I collaborate on a number of projects seeking to advance the methodology
of LS-DFT, including projects on TDDFT, EELS, van der Waals, projector
augmented wave methods, and many more!

**Defects in Metal Oxides**

One of my other main interests is defects in crystals, particularly
in metal oxides. With Matthew Foulkes and Mike Finnis, I have investigated
the properties of point defects (particularly vacancies) in aluminium
oxide (Al2O3). We have developed new techniques for extrapolation
to the so-called "dilute limit", of well separated defects,
which is particularly hard to achieve in calculations in a
periodic crystal.
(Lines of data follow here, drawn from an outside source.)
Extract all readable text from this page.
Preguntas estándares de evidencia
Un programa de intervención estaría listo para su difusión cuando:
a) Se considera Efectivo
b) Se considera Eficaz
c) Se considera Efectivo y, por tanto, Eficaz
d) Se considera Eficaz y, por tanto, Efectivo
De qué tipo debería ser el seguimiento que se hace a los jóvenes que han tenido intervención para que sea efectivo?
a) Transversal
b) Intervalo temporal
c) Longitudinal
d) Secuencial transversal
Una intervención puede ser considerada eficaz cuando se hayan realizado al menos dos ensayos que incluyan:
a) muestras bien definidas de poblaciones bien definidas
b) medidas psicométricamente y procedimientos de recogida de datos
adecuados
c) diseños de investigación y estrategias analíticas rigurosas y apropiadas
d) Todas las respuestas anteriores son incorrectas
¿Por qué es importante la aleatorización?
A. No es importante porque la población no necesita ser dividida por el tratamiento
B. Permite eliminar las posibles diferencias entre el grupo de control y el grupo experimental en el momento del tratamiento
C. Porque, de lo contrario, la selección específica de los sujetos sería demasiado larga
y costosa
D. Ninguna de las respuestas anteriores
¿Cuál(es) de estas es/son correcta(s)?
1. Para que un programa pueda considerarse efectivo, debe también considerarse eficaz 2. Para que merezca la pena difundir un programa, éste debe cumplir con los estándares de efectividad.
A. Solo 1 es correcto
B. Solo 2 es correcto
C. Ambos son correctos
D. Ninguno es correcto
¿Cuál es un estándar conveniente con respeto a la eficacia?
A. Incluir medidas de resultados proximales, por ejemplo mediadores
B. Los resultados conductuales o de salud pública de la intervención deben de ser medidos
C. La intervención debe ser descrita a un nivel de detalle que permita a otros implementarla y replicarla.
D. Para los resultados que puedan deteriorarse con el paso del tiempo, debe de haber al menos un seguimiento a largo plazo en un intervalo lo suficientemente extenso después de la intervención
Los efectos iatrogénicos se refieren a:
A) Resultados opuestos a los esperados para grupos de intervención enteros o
We have also investigated the way concentrations of
defects depend on the level of aliovalent doping, and developed a new framework
for the self-consistent calculation of defect concentrations under doping.
With Crispin Barnes and Massimo Barbagallo, I have investigated the properties
of Europium Monoxide. Using DFT+U simulations of EuO with and without oxygen
vacancies, we explained the enhancement of the magnetic moment of EuO under
oxygen deficient conditions - a surprising result which may have implications
for the use of EuO in spintronic devices. With Sam Murphy I have been
investigating the strongly anisotropic defects in Lithium Metatitantate (Li2TiO3)
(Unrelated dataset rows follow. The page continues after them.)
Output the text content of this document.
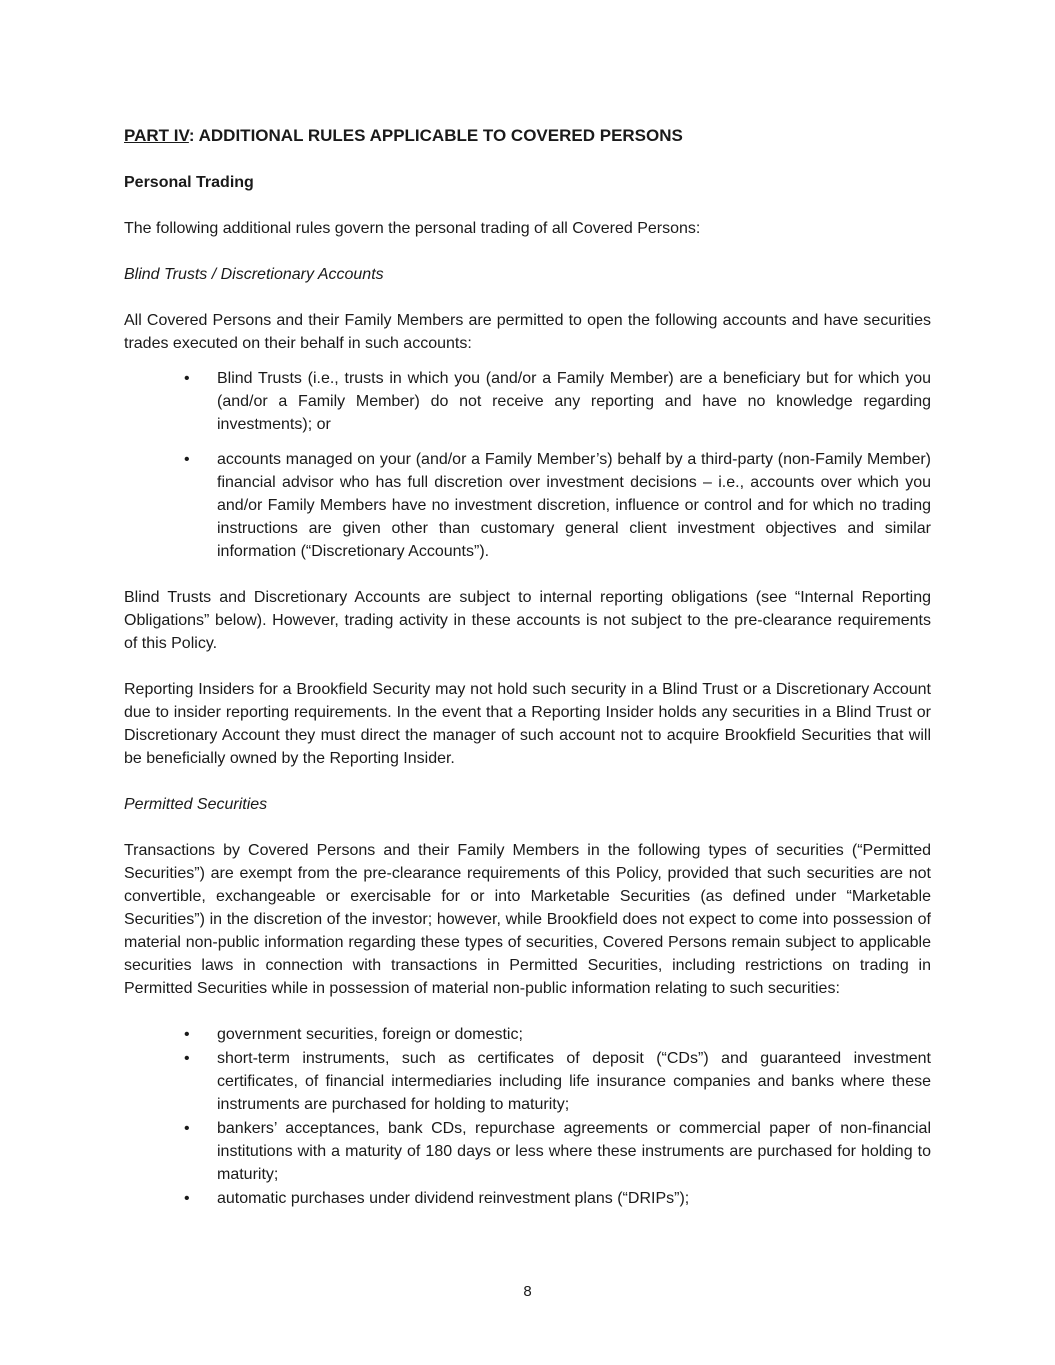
PART IV: ADDITIONAL RULES APPLICABLE TO COVERED PERSONS
Personal Trading
The following additional rules govern the personal trading of all Covered Persons:
Blind Trusts / Discretionary Accounts
All Covered Persons and their Family Members are permitted to open the following accounts and have securities trades executed on their behalf in such accounts:
• Blind Trusts (i.e., trusts in which you (and/or a Family Member) are a beneficiary but for which you (and/or a Family Member) do not receive any reporting and have no knowledge regarding investments); or
• accounts managed on your (and/or a Family Member’s) behalf by a third-party (non-Family Member) financial advisor who has full discretion over investment decisions – i.e., accounts over which you and/or Family Members have no investment discretion, influence or control and for which no trading instructions are given other than customary general client investment objectives and similar information (“Discretionary Accounts”).
Blind Trusts and Discretionary Accounts are subject to internal reporting obligations (see “Internal Reporting Obligations” below). However, trading activity in these accounts is not subject to the pre-clearance requirements of this Policy.
Reporting Insiders for a Brookfield Security may not hold such security in a Blind Trust or a Discretionary Account due to insider reporting requirements. In the event that a Reporting Insider holds any securities in a Blind Trust or Discretionary Account they must direct the manager of such account not to acquire Brookfield Securities that will be beneficially owned by the Reporting Insider.
Permitted Securities
Transactions by Covered Persons and their Family Members in the following types of securities (“Permitted Securities”) are exempt from the pre-clearance requirements of this Policy, provided that such securities are not convertible, exchangeable or exercisable for or into Marketable Securities (as defined under “Marketable Securities”) in the discretion of the investor; however, while Brookfield does not expect to come into possession of material non-public information regarding these types of securities, Covered Persons remain subject to applicable securities laws in connection with transactions in Permitted Securities, including restrictions on trading in Permitted Securities while in possession of material non-public information relating to such securities:
• government securities, foreign or domestic;
• short-term instruments, such as certificates of deposit (“CDs”) and guaranteed investment certificates, of financial intermediaries including life insurance companies and banks where these instruments are purchased for holding to maturity;
• bankers’ acceptances, bank CDs, repurchase agreements or commercial paper of non-financial institutions with a maturity of 180 days or less where these instruments are purchased for holding to maturity;
• automatic purchases under dividend reinvestment plans (“DRIPs”);
8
**Semiconductor Nanocrystals**

I am working on a number of projects in the varied field of semiconductor
nanostructures. One of these is pressure-induced phase transformations
in nanocrystals, on which I supervise Niccolo Corsini in collaboration
with Peter Haynes and Carla Molteni. I have also been involved in a long-running
project to understand the behaviour of polar semiconductor nanorods.
We have carried out large-scale simulations of GaAs nanorod structures
to try to understand the behaviour of
the dipole moment of such systems. The dipole moment is central to the unusual
electrical and optical properties of nanorods, and is influenced by a wide
array of factors, including the intrinsic polarisation of the underlying crystal,
the range of possible shapes and surfaces, the surface termination by ligand
species, and solution in a variety of solvents. Only simulation-based
techniques are able to disaggregate the many factors and provide an understanding
of how we can control and improve the properties of nanorods.

**Quantum Monte Carlo**

During my PhD (supervised by Professor Matthew Foulkes) I worked on Quantum
Monte Carlo methods. These involve direct solution of the Many-Body Schrodinger
equation using statistical methods, in which the outcomes of a large number of
computer "experiments" are averaged to give quantum mechanical expectation values.
I worked on calculations of the surface energy of the electron gas (with Ben
Wood), on the properties of defects in Al2O3, and on the behaviour of polarisation
and localisation in many-body systems.